Forestry Tasmania’s FSC application

Along with representatives of Markets for Change, Huon Valley Environment Centre and Still Wild Still Threatened, I attended a meeting with Forestry Tasmanian (FT) CEO Steve Whiteley and other FT staff on 16 October, to discuss FT’s impending application for Forest Stewardship Council certification.

The good news is that FT confirmed that it is committed to full forest management certification for its native forests and pre-1994 plantations. This is the first time that this has been made clear and we congratulated FT on this. It is inexplicable that this has not previously been publicly stated, because others, including FSC Australia CEO Natalie Reynolds, have said publicly, incorrectly, that FT was seeking ‘controlled’ wood certification for its entire forest estate first.

We have also been given a map which clarifies very accurately the area of forested land for which FT will be seeking FSC certification – referred to in FSC speak as the Forest Management Unit. We have been told previously that FT would not be seeking certification for Forestry Reserves that are to be transferred to the Parks and Wildlife Service or proposed new reserves under the Tasmania Forests Agreement Act. It will seek certification for all native forests and plantations under its long-term management control (about 800,000 hectares). The proposed reserves under the TFA Act are deemed by FT not to be under its long-term management control.

FT will seek controlled wood certification for the plantations established through native forest conversion after November 1994 (about 17,900ha) and full forest management certification for all native forest (about 800,000ha) and plantations established prior to November 1994 or from previously cleared land (about 15,500ha). The eligibility of a further 11,500ha of plantations is yet to be determined but it is likely that some will end up in controlled wood and some in forest management certification categories.

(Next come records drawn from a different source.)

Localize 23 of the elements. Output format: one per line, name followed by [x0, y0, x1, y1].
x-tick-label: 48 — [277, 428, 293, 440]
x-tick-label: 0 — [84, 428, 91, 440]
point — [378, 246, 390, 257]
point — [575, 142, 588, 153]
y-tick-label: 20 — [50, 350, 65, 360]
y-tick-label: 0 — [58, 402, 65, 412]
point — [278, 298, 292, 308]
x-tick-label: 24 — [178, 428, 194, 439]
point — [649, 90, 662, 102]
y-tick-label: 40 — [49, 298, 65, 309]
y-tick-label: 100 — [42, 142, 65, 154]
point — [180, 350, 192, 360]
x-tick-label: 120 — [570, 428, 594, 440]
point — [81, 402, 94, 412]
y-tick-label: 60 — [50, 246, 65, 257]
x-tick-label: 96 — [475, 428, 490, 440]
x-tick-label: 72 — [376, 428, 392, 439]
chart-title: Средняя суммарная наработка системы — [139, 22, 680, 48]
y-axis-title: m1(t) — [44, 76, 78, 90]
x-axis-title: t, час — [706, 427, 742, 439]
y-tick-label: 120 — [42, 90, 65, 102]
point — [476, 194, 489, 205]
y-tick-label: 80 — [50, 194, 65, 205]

Interestingly FT’s Forest Management Unit includes the ‘once-off-log, restore and reserve’ (20,183ha) and ‘log-of-last resort’ (1,228ha) areas established by the TFA Act.

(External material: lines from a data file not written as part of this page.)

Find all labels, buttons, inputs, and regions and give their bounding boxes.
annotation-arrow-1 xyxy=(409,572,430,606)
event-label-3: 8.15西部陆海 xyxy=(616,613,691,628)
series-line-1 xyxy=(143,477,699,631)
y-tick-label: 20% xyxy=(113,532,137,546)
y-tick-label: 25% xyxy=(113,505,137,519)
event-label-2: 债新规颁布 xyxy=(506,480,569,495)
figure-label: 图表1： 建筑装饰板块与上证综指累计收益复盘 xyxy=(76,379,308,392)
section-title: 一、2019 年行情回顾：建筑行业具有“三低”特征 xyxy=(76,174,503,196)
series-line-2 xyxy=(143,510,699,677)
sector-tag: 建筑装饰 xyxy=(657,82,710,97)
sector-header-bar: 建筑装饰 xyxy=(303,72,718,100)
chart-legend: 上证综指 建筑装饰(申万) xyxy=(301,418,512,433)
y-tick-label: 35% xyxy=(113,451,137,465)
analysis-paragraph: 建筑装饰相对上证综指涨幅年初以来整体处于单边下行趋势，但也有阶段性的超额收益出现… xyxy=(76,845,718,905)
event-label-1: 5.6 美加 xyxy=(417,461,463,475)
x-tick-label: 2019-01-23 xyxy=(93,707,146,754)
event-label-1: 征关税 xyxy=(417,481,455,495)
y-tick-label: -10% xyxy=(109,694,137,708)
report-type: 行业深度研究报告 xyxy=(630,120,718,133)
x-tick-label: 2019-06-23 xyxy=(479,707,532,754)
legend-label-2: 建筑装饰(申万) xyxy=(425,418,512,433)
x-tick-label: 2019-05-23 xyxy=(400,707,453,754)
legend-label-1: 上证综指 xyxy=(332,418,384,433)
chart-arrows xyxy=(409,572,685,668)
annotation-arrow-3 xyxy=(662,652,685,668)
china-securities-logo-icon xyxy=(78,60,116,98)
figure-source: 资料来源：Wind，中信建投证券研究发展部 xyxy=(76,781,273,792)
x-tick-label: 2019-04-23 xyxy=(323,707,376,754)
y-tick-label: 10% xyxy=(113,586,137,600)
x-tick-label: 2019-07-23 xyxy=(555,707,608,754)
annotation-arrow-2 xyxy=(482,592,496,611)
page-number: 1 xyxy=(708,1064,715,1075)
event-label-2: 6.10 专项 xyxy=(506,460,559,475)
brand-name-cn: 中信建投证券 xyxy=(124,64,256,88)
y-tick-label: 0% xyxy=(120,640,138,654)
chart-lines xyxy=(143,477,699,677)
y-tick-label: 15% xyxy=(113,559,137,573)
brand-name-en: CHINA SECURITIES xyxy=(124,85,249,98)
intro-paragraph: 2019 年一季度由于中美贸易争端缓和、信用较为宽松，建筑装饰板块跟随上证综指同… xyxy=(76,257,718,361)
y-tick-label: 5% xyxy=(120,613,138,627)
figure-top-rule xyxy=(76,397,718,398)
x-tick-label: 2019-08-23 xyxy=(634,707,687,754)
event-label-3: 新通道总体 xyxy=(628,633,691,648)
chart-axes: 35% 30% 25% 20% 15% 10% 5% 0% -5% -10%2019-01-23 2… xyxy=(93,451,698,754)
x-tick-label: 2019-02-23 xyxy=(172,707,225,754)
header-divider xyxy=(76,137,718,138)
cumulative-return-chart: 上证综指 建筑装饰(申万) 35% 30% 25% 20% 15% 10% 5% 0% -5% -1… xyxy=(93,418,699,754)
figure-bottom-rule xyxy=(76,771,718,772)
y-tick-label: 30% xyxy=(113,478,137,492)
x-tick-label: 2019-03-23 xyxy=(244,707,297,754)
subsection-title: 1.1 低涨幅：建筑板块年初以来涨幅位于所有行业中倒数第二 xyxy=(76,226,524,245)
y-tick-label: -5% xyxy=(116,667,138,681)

Perhaps the key achievement of this meeting was to forcefully state our expectation that FT must, in order to obtain FSC certification, commit to achieving best practice forest management, especially by implementing the long-stalled upgrade of the biodiversity provisions of the Forest Practices Code. It seems clear that, if FT were to implement new measures being developed by the Forest Practices Authority to protect mature forests across the landscape and special provisions for old-growth-dependent threatened fauna, this would further restrict the amount of forests available for logging and threaten FT’s capacity to fulfill its wood supply obligations under the TFA Act.

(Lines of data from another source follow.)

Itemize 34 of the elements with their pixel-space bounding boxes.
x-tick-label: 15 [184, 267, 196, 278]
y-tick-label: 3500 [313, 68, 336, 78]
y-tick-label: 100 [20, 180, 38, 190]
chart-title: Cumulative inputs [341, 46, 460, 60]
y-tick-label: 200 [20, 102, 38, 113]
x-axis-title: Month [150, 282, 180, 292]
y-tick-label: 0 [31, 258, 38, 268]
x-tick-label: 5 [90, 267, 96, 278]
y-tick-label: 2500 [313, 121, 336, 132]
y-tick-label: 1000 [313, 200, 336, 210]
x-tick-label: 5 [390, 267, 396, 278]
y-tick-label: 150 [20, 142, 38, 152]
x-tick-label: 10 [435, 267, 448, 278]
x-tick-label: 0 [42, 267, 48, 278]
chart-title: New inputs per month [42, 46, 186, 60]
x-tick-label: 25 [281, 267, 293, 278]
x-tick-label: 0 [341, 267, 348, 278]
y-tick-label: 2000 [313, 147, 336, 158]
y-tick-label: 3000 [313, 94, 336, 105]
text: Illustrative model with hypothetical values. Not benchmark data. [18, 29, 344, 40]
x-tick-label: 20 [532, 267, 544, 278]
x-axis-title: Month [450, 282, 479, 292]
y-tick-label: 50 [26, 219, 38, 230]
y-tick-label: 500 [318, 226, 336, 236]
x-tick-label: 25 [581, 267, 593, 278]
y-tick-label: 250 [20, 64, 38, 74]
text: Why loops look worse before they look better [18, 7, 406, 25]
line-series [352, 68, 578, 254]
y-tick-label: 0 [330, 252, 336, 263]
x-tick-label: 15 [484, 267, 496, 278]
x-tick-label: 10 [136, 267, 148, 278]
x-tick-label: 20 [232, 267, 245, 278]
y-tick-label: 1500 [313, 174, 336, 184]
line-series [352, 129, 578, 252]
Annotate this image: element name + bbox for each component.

FT gave no indication of how the competing requirements of wood volumes and best practice forest management could be reconciled but it seems clear to the TCT that wood volume commitments and/or area of new reserves must be reduced.

There was discussion about the appropriateness of FT’s current Forest Management Plan for use in the FSC consultation process. FT informed us that a new plan is being developed and we offered to provide advice about appropriate content for such a plan.